Paroxysmal nocturnal hemoglobinuria (PNH) is an acquired hematopoietic stem cell disorder characterized by intravascular hemolysis, venous thrombosis, and bone marrow failure. The lack of GPI-anchored complement regulatory proteins, such as CD55 (DAF) but especially CD59 (MIRL), results in complement-mediated hemolysis and hemoglobinuria, which are major clinical manifestations of PNH and an important cause of morbidity and mortality. Recent results from a pilot study in patients with PNH, using a humanized monoclonal antibody (eculizumab) that binds to human complement C5 and inhibits terminal complement activation, suggested that blocking complement activation is a new potential therapeutic option for PNH that could control hemolysis, reduce transfusion dependency, and possibly reduce the risk of thrombosis (

N Engl J Med, 350:552, 2004
).
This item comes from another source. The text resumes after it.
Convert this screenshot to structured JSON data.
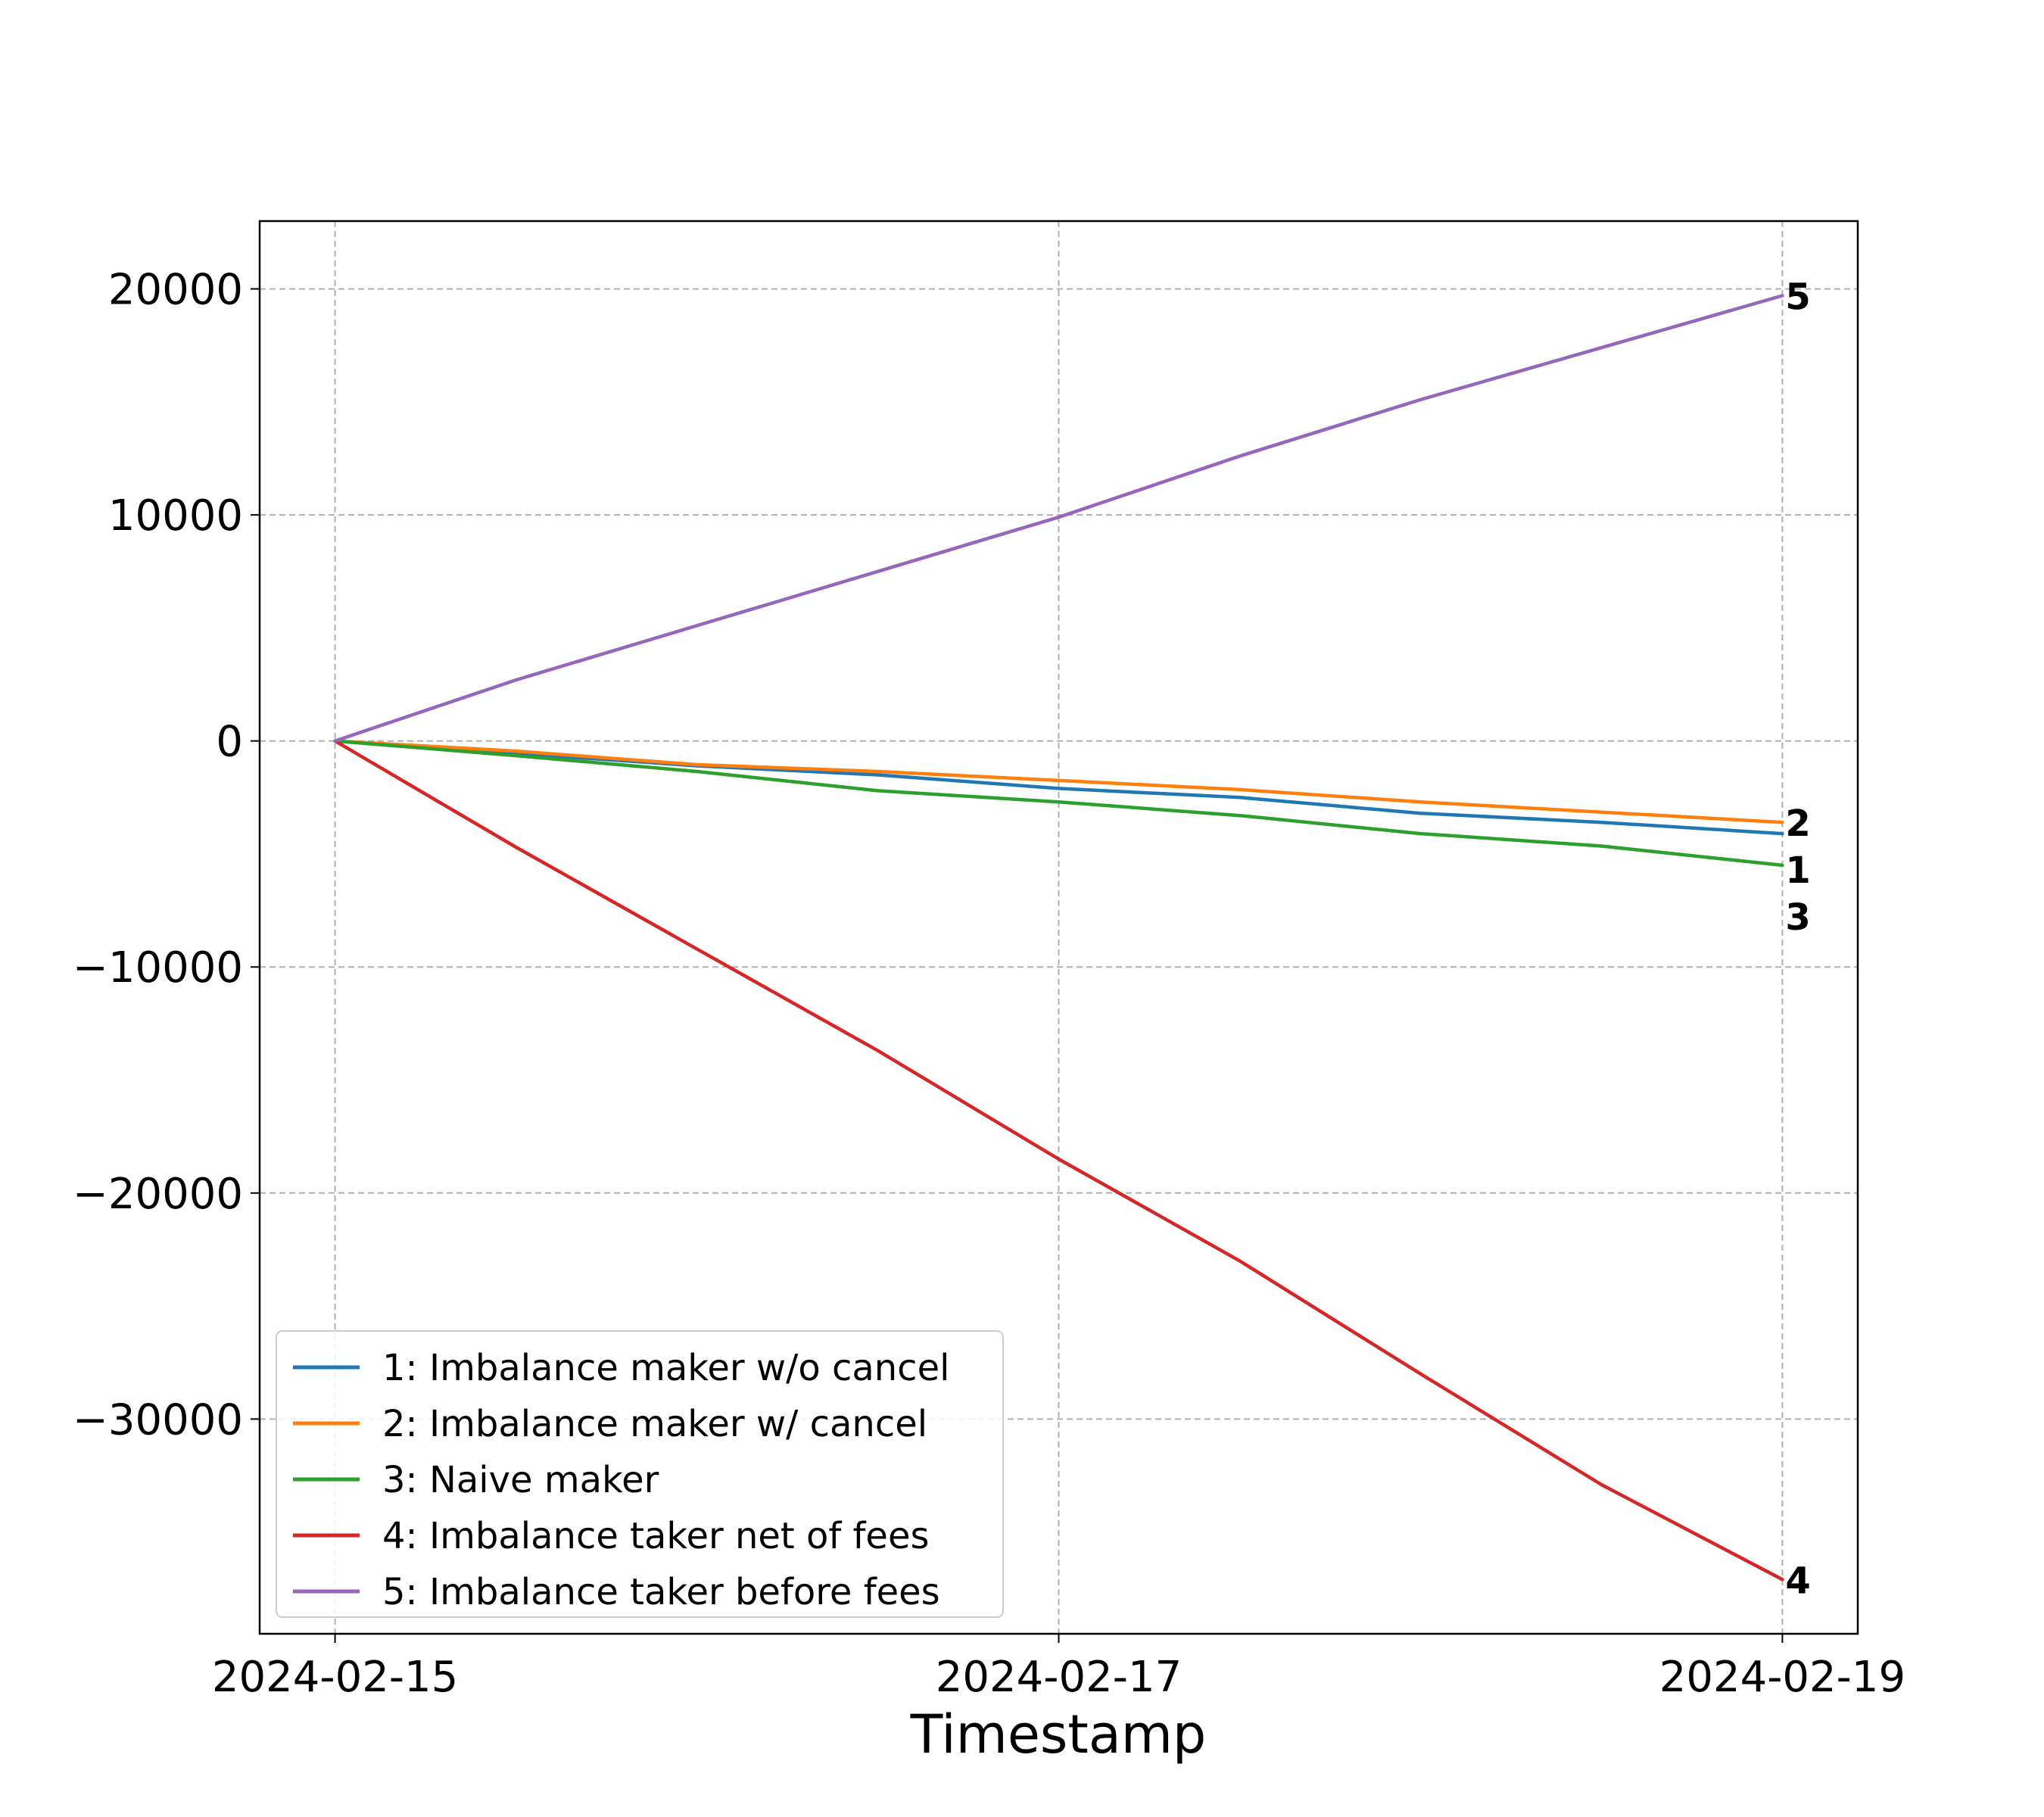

RNA aptamer inhibitors of human complement protein C5 have already been identified using a combinatorial RNA library and an in vitro selection method (SELEX) (
Immunopharmacology, 42:219, 1999
). We previously synthesized a known C5-binding aptamer (TCTCATGCGCCGAGTGTGAGTTTACCTTCGT) and found that it inhibited human serum hemolytic activity (
Blood, 102:510a, 2003
). However, since C5 is critical not only for complement activation, but also for proper regulation of inflammatory processes, prolonged C5 inhibition could have undesired side effects that would limit its utility in PNH. Terminal complement proteins C8 and C9 represent potentially better targets, since CD59 inhibits C9 binding to the C5b8 complex, and is critically important in protecting erythrocytes from complement-mediated lysis. Individuals deficient in C9 are usually healthy, although inherited deficiencies in other complement proteins typically lead to various degrees of illness. Thus, C8 or C9 may be the ideal targets to protect PNH erythrocytes from complement-mediated lysis without adverse side effects. Using the SELEX procedure against purified C8 and C9 proteins, high affinity, nuclease-resistant RNA ligands were identified that bind specifically to C8 or C9. After 6 rounds of SELEX, C8 aptamers bound C8 with a Kd of 1 nM and a Bmax of 83%, and inhibited human serum hemolytic activity similar to or greater than C5 aptamers. After 16 rounds of SELEX, C9 aptamers bound C9 with a Kd of 12 nM and a Bmax of 58%, and also inhibited human serum hemolytic activity similar to or greater than C5 aptamers. C8 aptamers after 6 rounds, and C9 aptamers after 16 rounds, of SELEX have been cloned, sequenced, and categorized. All ten C8 aptamer clones had a similar sequence, while nine C9 aptamer clones had two families of similar sequences (n=5 and n=3, respectively). These clones are currently been synthesized for testing in both the binding and hemolytic inhibition assays. Selected high-affinity and high inhibitory aptamers will be modified in preparation for future in vivo studies in PNH. The development of blocking RNA aptamers, using the SELEX procedure against terminal complement proteins C8 and C9, represents a novel potential therapeutic option for patients with PNH.